例えば、川崎海上保安署では例年7月に、川崎市内のいくつかの小学校で「安全教室」を実施している(写真)。その様子を、海上保安庁川崎海上保安署・救難係長の永田直史氏に聞いた。

「児童には、溺れている人を見つけたときと自身が溺れてしまったときの対処法を教えています。溺れている人を見つけたときは、“浮くもの等を投げてつかませる”“協力者を呼ぶ”“早い通報(緊急電話118番 ※1)”が大切であることを説明します。自身が溺れてしまった時は、“とにかく(自身の楽な姿勢で)浮くこと(Just Float!)”を説明し、実際に普段着のままプールに入って背浮きをしてもらいます。息を吸った状態で背浮きをすると、上半身が浮き下半身が沈んでしまう体の特性を知ってもらうためです。背浮きが上手にできない児童には、頭を少し下げて、おへそを高くするといったコツを指導することもあります。次に、プールにスニーカーなどの靴をいったん沈めて浮いてくるところを見せて、下半身の浮力の足しになることを体験させ、無理に脱ぐ必要がないことを教えます。また、身近な物で浮いていられることも教えます。例えばペットボトルやクーラーボックス、ゴミ袋などがあります。ゴミ袋に空気を入れて膨らませれば浮くこともできます。溺れている人が離れている場所にいるときは、ペットボトルに少量の水を入れてキャップを閉めて投げれば、遠くに投げることもできます。ほかには、みんなで同じ方向に歩いて大きな流れを作り、その流れに対して体を正面に向けるのと体を横に向けるのとでは、水の抵抗力がどのように変わるのかを体験してもらいます。川などの流れがあるところでは、流れに対して体を横向きにした方が抵抗は少なく、体力の消耗も少なくて済むのです」

このほか安全教室では、海に落ちたときを想定して、自分の身は自分で守るためにライフジャケットを着用する体験をしてもらっているという。ライフジャケットを着たままプールサイドから飛び込む(落水体験)ことで、泳ぎが苦手な人でも落ち着いて浮いていられることを知ってもらうためだ。

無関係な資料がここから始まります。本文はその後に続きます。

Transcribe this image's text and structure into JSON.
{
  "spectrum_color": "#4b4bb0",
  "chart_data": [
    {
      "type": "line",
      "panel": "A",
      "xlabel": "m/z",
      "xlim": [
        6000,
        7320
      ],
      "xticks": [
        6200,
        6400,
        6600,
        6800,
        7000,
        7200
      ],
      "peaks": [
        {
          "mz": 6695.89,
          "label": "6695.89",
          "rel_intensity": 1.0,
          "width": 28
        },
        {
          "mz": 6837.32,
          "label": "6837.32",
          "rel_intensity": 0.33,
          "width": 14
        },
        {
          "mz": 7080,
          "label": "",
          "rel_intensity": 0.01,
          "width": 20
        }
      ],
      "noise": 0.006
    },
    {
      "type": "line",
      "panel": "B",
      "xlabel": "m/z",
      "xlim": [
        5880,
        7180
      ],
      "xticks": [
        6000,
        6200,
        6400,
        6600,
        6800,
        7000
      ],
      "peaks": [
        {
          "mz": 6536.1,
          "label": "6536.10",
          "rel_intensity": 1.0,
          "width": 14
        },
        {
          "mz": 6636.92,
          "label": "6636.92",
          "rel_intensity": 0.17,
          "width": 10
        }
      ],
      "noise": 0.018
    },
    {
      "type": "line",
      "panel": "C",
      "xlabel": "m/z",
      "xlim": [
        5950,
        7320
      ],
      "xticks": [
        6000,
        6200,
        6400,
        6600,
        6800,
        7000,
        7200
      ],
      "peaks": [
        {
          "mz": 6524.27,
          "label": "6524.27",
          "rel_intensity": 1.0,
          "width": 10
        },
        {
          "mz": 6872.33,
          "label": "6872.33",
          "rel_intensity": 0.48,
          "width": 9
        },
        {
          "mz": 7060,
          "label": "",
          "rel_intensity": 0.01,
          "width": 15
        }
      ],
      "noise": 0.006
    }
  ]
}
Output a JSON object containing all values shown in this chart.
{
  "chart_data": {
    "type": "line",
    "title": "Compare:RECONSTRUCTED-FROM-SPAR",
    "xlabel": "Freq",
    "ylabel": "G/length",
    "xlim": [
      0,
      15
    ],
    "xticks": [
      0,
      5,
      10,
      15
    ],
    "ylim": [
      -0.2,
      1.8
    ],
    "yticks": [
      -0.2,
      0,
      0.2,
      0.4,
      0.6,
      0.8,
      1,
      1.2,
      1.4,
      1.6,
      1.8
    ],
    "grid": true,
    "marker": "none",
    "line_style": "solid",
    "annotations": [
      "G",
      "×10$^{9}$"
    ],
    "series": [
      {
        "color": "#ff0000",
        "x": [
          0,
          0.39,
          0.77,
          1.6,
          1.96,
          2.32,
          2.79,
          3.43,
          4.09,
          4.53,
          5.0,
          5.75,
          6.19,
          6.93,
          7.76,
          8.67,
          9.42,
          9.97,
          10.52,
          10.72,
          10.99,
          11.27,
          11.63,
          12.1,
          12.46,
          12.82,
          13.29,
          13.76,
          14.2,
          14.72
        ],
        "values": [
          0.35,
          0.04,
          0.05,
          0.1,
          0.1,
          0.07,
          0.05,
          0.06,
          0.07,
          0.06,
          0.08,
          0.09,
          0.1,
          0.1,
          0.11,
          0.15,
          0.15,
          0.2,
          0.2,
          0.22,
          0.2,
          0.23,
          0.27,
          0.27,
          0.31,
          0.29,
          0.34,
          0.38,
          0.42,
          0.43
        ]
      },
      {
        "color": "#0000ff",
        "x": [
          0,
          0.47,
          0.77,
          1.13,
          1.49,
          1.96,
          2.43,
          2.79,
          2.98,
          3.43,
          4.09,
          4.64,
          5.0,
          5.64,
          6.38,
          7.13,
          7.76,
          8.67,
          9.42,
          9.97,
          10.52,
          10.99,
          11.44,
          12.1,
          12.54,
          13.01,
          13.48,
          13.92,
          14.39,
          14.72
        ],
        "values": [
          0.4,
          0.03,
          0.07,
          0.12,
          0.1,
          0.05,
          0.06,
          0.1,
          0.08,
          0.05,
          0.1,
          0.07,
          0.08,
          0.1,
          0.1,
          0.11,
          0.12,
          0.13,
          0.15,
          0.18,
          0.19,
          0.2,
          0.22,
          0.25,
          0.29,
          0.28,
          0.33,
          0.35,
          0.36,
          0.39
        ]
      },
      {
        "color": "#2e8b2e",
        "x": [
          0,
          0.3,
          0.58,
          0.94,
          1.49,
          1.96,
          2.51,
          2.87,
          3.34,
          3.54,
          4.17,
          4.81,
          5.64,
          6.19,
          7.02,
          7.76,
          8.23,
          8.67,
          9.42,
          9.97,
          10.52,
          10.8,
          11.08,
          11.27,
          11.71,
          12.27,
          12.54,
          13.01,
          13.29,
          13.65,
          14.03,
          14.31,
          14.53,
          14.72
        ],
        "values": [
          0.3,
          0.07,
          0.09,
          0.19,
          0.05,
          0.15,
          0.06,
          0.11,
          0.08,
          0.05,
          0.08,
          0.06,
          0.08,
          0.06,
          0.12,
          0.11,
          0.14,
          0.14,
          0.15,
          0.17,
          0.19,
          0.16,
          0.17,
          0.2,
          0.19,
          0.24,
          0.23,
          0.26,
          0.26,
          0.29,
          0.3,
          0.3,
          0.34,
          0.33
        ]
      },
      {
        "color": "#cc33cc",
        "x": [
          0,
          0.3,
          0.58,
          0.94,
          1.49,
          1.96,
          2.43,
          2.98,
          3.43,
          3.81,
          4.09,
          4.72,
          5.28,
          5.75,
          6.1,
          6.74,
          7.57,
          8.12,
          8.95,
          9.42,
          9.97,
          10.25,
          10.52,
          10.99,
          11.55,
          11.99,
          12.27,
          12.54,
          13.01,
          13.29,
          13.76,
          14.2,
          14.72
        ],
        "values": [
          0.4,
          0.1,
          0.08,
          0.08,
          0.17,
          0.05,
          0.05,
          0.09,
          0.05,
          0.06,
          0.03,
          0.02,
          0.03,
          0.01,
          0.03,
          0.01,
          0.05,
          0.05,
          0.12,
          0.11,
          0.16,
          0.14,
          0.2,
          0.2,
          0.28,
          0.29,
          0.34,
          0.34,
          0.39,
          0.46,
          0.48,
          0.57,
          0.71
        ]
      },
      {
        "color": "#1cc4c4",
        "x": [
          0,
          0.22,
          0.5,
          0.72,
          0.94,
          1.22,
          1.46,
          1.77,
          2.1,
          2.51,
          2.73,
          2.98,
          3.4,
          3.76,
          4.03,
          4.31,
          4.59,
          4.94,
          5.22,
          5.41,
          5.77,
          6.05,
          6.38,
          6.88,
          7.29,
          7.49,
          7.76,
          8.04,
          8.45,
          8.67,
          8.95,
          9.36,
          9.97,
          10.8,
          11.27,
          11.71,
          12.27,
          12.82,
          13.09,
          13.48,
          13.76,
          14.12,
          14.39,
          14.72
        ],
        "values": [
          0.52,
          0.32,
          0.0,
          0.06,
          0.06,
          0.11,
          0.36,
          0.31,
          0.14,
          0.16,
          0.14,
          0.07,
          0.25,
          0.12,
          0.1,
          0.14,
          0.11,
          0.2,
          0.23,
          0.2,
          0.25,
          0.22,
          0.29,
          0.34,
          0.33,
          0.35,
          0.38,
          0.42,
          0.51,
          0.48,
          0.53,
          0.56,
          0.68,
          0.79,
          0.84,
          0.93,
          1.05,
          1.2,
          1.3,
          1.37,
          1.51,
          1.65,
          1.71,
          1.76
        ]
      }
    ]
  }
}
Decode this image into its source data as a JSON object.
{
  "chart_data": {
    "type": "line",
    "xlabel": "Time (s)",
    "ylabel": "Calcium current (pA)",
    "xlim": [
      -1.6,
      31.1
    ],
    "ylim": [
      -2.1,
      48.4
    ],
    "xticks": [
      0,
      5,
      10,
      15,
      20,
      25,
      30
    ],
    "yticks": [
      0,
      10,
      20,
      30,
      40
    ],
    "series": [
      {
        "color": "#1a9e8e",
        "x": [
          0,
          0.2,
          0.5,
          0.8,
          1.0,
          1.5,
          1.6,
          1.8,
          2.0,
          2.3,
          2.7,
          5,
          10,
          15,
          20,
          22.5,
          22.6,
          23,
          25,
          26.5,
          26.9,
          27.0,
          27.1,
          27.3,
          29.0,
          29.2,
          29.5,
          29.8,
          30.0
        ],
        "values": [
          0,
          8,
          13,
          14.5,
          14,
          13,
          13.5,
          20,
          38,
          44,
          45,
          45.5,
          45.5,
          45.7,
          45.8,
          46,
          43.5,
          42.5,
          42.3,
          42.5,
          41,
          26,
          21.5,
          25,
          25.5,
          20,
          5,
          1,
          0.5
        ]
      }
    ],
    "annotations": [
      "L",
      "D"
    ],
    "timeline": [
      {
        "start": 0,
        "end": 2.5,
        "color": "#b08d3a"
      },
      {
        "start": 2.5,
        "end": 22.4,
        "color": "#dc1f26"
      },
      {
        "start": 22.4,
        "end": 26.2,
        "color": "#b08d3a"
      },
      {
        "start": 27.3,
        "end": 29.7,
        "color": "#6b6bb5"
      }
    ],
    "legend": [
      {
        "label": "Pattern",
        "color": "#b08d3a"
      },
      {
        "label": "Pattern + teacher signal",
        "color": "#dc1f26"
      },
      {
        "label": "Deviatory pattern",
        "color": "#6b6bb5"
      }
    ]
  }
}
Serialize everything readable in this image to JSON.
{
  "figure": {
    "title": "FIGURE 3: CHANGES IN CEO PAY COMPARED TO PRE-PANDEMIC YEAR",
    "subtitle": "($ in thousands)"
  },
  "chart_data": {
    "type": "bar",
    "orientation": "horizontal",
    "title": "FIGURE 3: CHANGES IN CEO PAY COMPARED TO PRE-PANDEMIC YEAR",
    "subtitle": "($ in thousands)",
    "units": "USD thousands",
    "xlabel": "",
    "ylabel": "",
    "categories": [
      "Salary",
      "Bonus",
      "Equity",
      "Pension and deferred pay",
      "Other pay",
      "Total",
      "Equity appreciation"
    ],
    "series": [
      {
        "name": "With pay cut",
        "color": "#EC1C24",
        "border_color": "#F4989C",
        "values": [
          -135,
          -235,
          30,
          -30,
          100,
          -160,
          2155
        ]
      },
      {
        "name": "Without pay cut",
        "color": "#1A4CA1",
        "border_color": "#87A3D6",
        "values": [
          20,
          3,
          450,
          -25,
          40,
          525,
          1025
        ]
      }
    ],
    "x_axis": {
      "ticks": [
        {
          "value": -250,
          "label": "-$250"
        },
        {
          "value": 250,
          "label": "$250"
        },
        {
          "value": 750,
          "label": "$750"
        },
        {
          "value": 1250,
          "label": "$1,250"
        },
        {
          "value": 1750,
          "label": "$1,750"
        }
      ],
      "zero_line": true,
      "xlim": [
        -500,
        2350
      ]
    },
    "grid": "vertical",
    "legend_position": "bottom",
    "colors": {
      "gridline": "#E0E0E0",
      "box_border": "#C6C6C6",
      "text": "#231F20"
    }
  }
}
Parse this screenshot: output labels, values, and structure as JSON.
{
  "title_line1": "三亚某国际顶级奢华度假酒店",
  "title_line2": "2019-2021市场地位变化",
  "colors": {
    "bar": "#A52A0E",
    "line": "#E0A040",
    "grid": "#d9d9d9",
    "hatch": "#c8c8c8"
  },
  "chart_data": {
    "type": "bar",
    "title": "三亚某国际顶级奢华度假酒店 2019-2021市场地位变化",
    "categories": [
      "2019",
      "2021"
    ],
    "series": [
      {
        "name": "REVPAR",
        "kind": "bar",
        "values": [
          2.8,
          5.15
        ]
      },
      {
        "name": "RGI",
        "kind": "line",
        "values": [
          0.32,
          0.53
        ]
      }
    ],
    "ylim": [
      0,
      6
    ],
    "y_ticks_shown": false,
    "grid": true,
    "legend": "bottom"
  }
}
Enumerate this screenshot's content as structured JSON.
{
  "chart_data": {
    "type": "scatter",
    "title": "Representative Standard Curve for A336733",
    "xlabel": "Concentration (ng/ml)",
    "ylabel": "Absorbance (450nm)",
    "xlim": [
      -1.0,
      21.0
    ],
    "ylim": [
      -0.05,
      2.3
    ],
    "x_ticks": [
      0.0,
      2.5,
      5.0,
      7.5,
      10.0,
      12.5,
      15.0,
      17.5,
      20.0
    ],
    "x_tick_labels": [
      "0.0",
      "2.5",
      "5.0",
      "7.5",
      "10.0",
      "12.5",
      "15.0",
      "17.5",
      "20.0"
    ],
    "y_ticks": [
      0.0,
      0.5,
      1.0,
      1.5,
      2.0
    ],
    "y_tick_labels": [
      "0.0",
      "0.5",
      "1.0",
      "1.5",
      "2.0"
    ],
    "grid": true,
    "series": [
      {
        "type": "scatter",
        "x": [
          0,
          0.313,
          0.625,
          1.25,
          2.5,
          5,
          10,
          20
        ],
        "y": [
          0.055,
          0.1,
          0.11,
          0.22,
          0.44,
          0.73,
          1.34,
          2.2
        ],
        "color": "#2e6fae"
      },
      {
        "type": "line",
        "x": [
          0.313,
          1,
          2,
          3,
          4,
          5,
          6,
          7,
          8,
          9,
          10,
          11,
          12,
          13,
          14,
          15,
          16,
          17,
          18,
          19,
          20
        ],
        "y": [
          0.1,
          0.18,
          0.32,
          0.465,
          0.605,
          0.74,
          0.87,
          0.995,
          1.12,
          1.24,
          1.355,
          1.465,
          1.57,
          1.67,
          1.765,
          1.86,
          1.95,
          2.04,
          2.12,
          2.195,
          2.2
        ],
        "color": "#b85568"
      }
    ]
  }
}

永田氏は潜水士として救助活動に携わってきた経験から、「海中転落や船舶海難のときにライフジャケットを着用していれば助かったと思われるケースは多々ありました。シュノーケリングや釣り、ボート、カヌーなどをするときは、海で悲惨な事故に合わないように備えが必要です。万が一、落水した場合は、浮力を確保することが命を守ることにつながります。“自分の身は自分で守る”ことは私たちが救助活動をするうえでも大切なことです。大時化の海に不十分な装備で海に入れば救助どころか自分の身も守れません。ですから、日頃から装備の点検は欠かさずに行っています」と話す。

こうした対処法をまずは保護者が知り、守り、子どもにきちんと伝えるようにしたい。

※1~海の「もしも」は118番~海上保安庁の緊急通報用電話番号。